"Hayat her şeyi sana altın tepsiyle sunmaz, bazı şeyleri sen cart diye çekip alacaksın." Bence de öyle, Neriman'a katıldığım tek yer. "Sen benimsin!" deyip çekip almak gerek bazen. "Benimle yan." demek gerekiyor. Ömer de artık iyice aldığı sinyaller ve de bir adet tehdit sayesinde aksiyon alıyor artık. Ona aksiyon almalar yakışır. Kesinlikle Defne'yi görür görmez onu çekip kollarına alması çok doğru bir hareketti. Gereksizden önce davranması da. Kitabı kendisinin aldığını da üstü kapalı da olsa söylüyor. (İnşallah Defne anlamıştır, amin.) Burada da yine her ne kadar uyuzun Ömer'e gelip ahkam kesmesine sinir olsam da, yine o da DefÖm içindi. Çünkü bu onların hikayesi, ayrılmayı beceremeyen, en ufak kıvılcımda geri dönen iki aşığın hikayesi. Kıvılcım için de arada kibritin elimizi yakmasına da razı geliyoruz, o da dikeni olsun. Sebep olduklarının yanında nedir ki? Mesela sinirlendi, kıskandı ki Ömer hemen kendine çekip sarmaladı ve içindeki her şeyi döktü orada. Deli bunlar yalnız var ya, gerçekten ikisi de deli. Bizi de delirttiler üstelik yanlarında. Sen o gözlere bakıp "Bitti." diyemezsin Defne, diyeme de zaten. Bitmedi çünkü hikayeniz, araya boş bir sayfa girmiş o kadar.

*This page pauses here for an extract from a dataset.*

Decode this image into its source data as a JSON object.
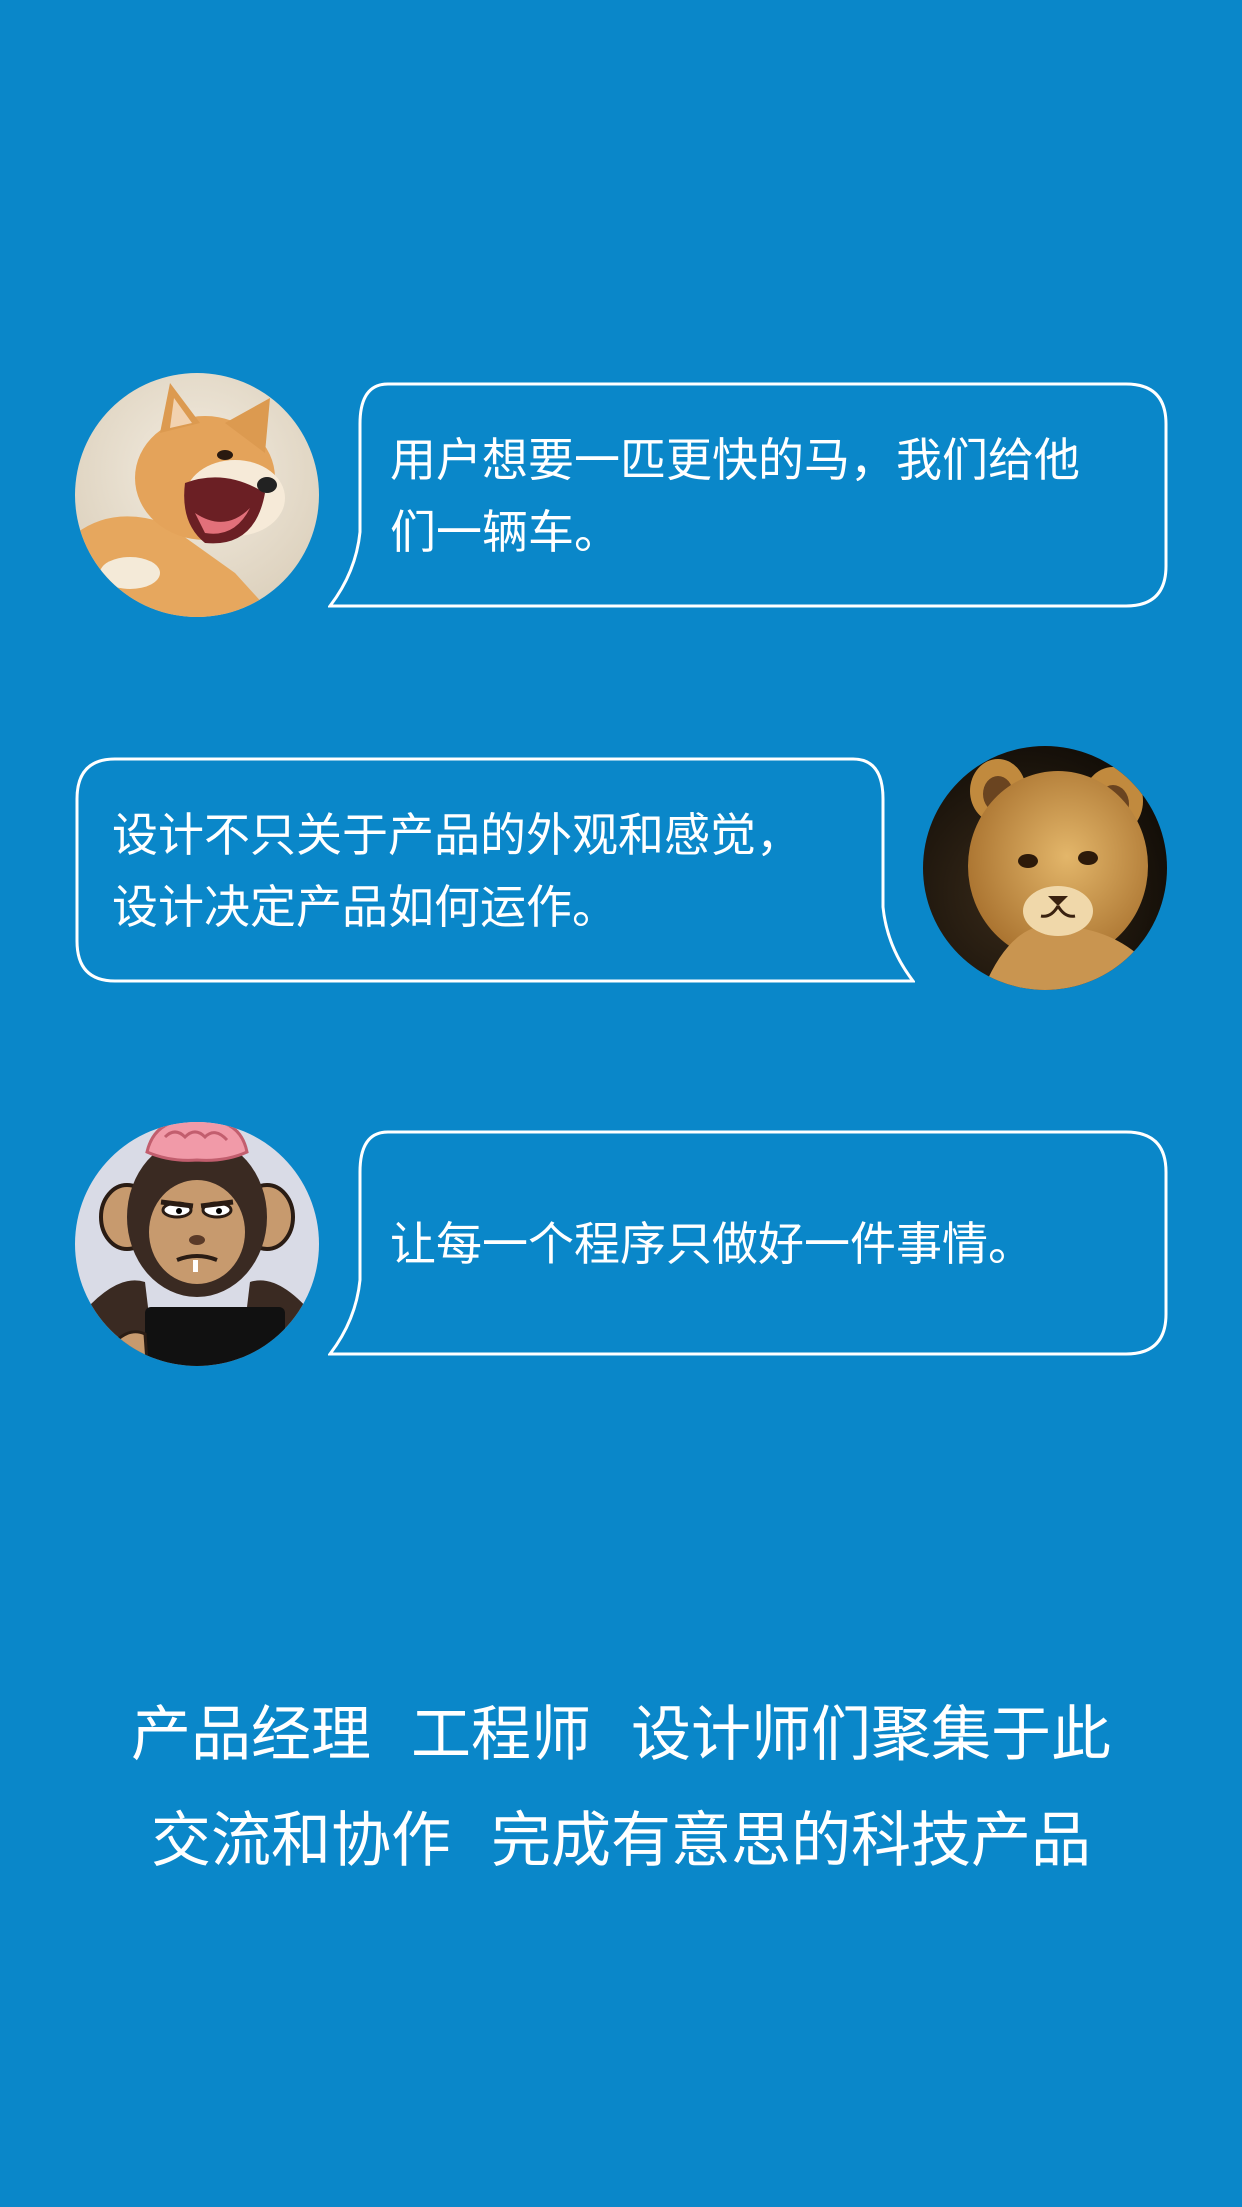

"Bilir kişi bile eskidi. Sen mi deli, ben mi?"*
Kızgınlık, kaybetme korkusu, özlem, içinde sevdiğine doğru akan bir alev... Bunlar hep aşkın yanında olan destek güçleridir. Defne'nin içindeki savaşta, Ömer'in Defne'sinin mutlak zaferi için görmesi gerekiyordu, görmesi için de bakması, yaklaşması... Daha da yakın olması gerekiyordu. Ömer görmüştü korun ne durumda olduğunu ama alevlendirmek için daha da yakınlaşmak gerekti.
Hayatta bazen bizim kötü olarak gördüğümüz olaylar, aslında gerçekleşecek güzel şeylerin habercisi hazırlıkçısı olur. O an göremezsin, anlayamazsın nedenini. Ama geriye dönüp baktığında "İyi ki." dersin. Hiçbir şey o an göründüğü gibi değildir. Aslını görmek için bazen geriye çekilmek, bütüne bakmak gerekir, biraz da zaman. Neyse ki ne kadar sürerse sürsün, "Zaman hiçbir şey. Şahane bir an yaşayana kadar...

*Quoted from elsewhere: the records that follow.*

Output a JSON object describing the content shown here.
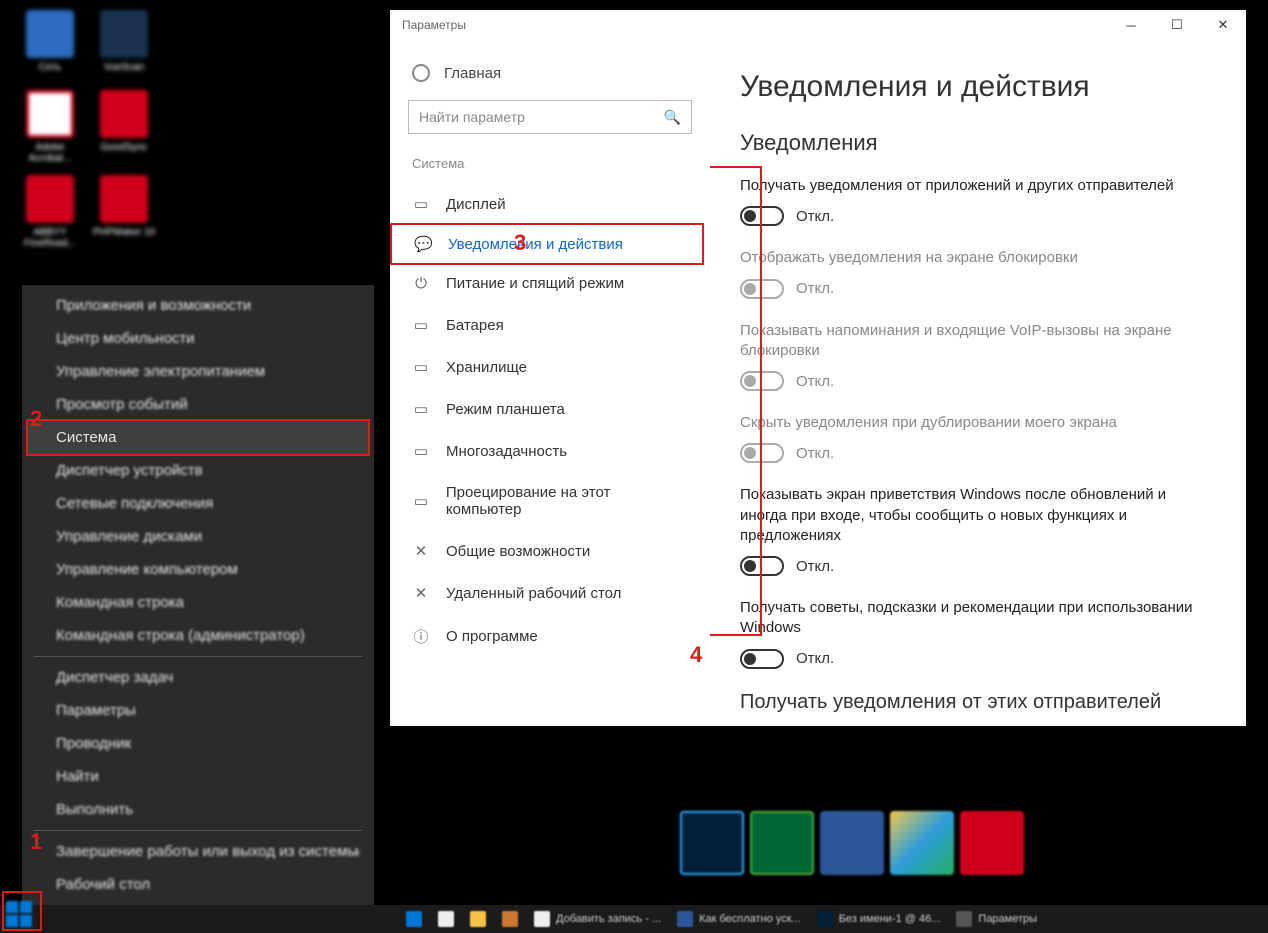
{
  "desktop_icons": [
    {
      "label": "Сеть",
      "color": "#2c6bbf"
    },
    {
      "label": "VueScan",
      "color": "#18324f"
    },
    {
      "label": "Adobe Acrobat...",
      "color": "#d0021b"
    },
    {
      "label": "GoodSync",
      "color": "#d0021b"
    },
    {
      "label": "ABBYY FineRead...",
      "color": "#d0021b"
    },
    {
      "label": "PHPMaker 10",
      "color": "#d0021b"
    }
  ],
  "winx": {
    "items": [
      "Приложения и возможности",
      "Центр мобильности",
      "Управление электропитанием",
      "Просмотр событий",
      "Система",
      "Диспетчер устройств",
      "Сетевые подключения",
      "Управление дисками",
      "Управление компьютером",
      "Командная строка",
      "Командная строка (администратор)"
    ],
    "items2": [
      "Диспетчер задач",
      "Параметры",
      "Проводник",
      "Найти",
      "Выполнить"
    ],
    "items3": [
      "Завершение работы или выход из системы",
      "Рабочий стол"
    ],
    "highlight_index": 4
  },
  "settings": {
    "window_title": "Параметры",
    "home": "Главная",
    "search_placeholder": "Найти параметр",
    "group": "Система",
    "side_items": [
      {
        "icon": "▭",
        "label": "Дисплей"
      },
      {
        "icon": "💬",
        "label": "Уведомления и действия",
        "selected": true
      },
      {
        "icon": "⏻",
        "label": "Питание и спящий режим"
      },
      {
        "icon": "▭",
        "label": "Батарея"
      },
      {
        "icon": "▭",
        "label": "Хранилище"
      },
      {
        "icon": "▭",
        "label": "Режим планшета"
      },
      {
        "icon": "▭",
        "label": "Многозадачность"
      },
      {
        "icon": "▭",
        "label": "Проецирование на этот компьютер"
      },
      {
        "icon": "✕",
        "label": "Общие возможности"
      },
      {
        "icon": "✕",
        "label": "Удаленный рабочий стол"
      },
      {
        "icon": "ⓘ",
        "label": "О программе"
      }
    ],
    "page_title": "Уведомления и действия",
    "section_notifications": "Уведомления",
    "toggles": [
      {
        "label": "Получать уведомления от приложений и других отправителей",
        "state": "Откл.",
        "disabled": false
      },
      {
        "label": "Отображать уведомления на экране блокировки",
        "state": "Откл.",
        "disabled": true
      },
      {
        "label": "Показывать напоминания и входящие VoIP-вызовы на экране блокировки",
        "state": "Откл.",
        "disabled": true
      },
      {
        "label": "Скрыть уведомления при дублировании моего экрана",
        "state": "Откл.",
        "disabled": true
      },
      {
        "label": "Показывать экран приветствия Windows после обновлений и иногда при входе, чтобы сообщить о новых функциях и предложениях",
        "state": "Откл.",
        "disabled": false
      },
      {
        "label": "Получать советы, подсказки и рекомендации при использовании Windows",
        "state": "Откл.",
        "disabled": false
      }
    ],
    "section_senders": "Получать уведомления от этих отправителей"
  },
  "annotations": {
    "n1": "1",
    "n2": "2",
    "n3": "3",
    "n4": "4"
  },
  "taskbar": {
    "items": [
      {
        "color": "#0078d7",
        "label": ""
      },
      {
        "color": "#eee",
        "label": ""
      },
      {
        "color": "#f6c344",
        "label": ""
      },
      {
        "color": "#cc7832",
        "label": ""
      },
      {
        "color": "#eee",
        "label": "Добавить запись - ..."
      },
      {
        "color": "#2b579a",
        "label": "Как бесплатно уск..."
      },
      {
        "color": "#001e36",
        "label": "Без имени-1 @ 46..."
      },
      {
        "color": "#555",
        "label": "Параметры"
      }
    ]
  },
  "big_dock": [
    {
      "color": "#001e36"
    },
    {
      "color": "#4fae33"
    },
    {
      "color": "#2b579a"
    },
    {
      "color": "linear"
    },
    {
      "color": "#d0021b"
    }
  ]
}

"Hüzünlerini de al yanına, ne olacak yanacaksan?"*
Ateşi yakmak için odun toplamak gerekir, katlanmak gerekir o zahmete. -Odun derken kimi kastettiğimi anlamışsınızdır.- Yorulduk odun toplarken, sıkıldık, üşüdük... Bununla da bitmedi bir de bu odunları tutuşturmak için bir de kibrit çakmamız gerekiyordu. Elimiz yandı çakarken, dokunulmaması gereken yere dokunulduğu için. Şimdi sadece kibriti yaklaştırmak kalmıştı.
Lunapark sahnelerine sabrettik, sonra da karakol sahnelerine. Usandık, sıkıldık, kapatasımız geldi belki hatta. Ama sabretmemizi sağlayan bir şey vardı. Ateş yanacaktı, hep alev alacaktı buralar ve biz bundan emindik. İçimiz ısınacaktı, hissetmiştik. Bu hikaye bizimdi çünkü, bir üçüncü şahsı olamazdı. Her şey DefÖm için, her şey. Bazen aslında tam tersi gibi görünse de. Hiç sönmeyecek bir ateşe bir avuç su yetmez çünkü, hele de bazen su gibi görünen aslında benzinse...
Özlem yakmış kavurmuş içini, üşüyorsun biraz da, yaptığın hatalardan dolayı kendine kızgınsın, yemeden içmeden kesilmişsin, üstüne bir de kıskançlık eklenmiş bunun üstüne. Kırılmışsın biraz da 1 sene esmeyen rüzgara...
Özlem yakmış kavurmuş içini, üşüyorsun biraz da, hem kendine hem ona kızgınsın yaptıklarından dolayı, yemeden içmeden kesilmişsin, üstüne bir de savaş var içinde. Biraz da kırıksın bir sene gelmeyen müjdeye...
Özlem yakmış kavurmuş içimizi, üşümüşüz biraz da, kızgın da değiliz kırgın da biz, belki biraz merakta... Üstüne bir de uyuzun birisi sinirlendiriyor bizi. Biraz da yorgunuz ayrılıktan...
Yine Ömer'in kapısı sadece Defne'ye açıldı, geri kalan herkes dışarıda. 'Cart diye.' çekip aldı yanına yaşadığı duygu yoğunluğuyla, kaybetme korkusuyla. İçindeki yangının özlemiyle. Korkarak, heyecanlanarak, titreyerek... Düşünmeden, umursamadan, kendine hakim olmadan... Her şeyin başlangıcı olan yerde, daha da öncelerde başlamış olan yangına teslim olarak..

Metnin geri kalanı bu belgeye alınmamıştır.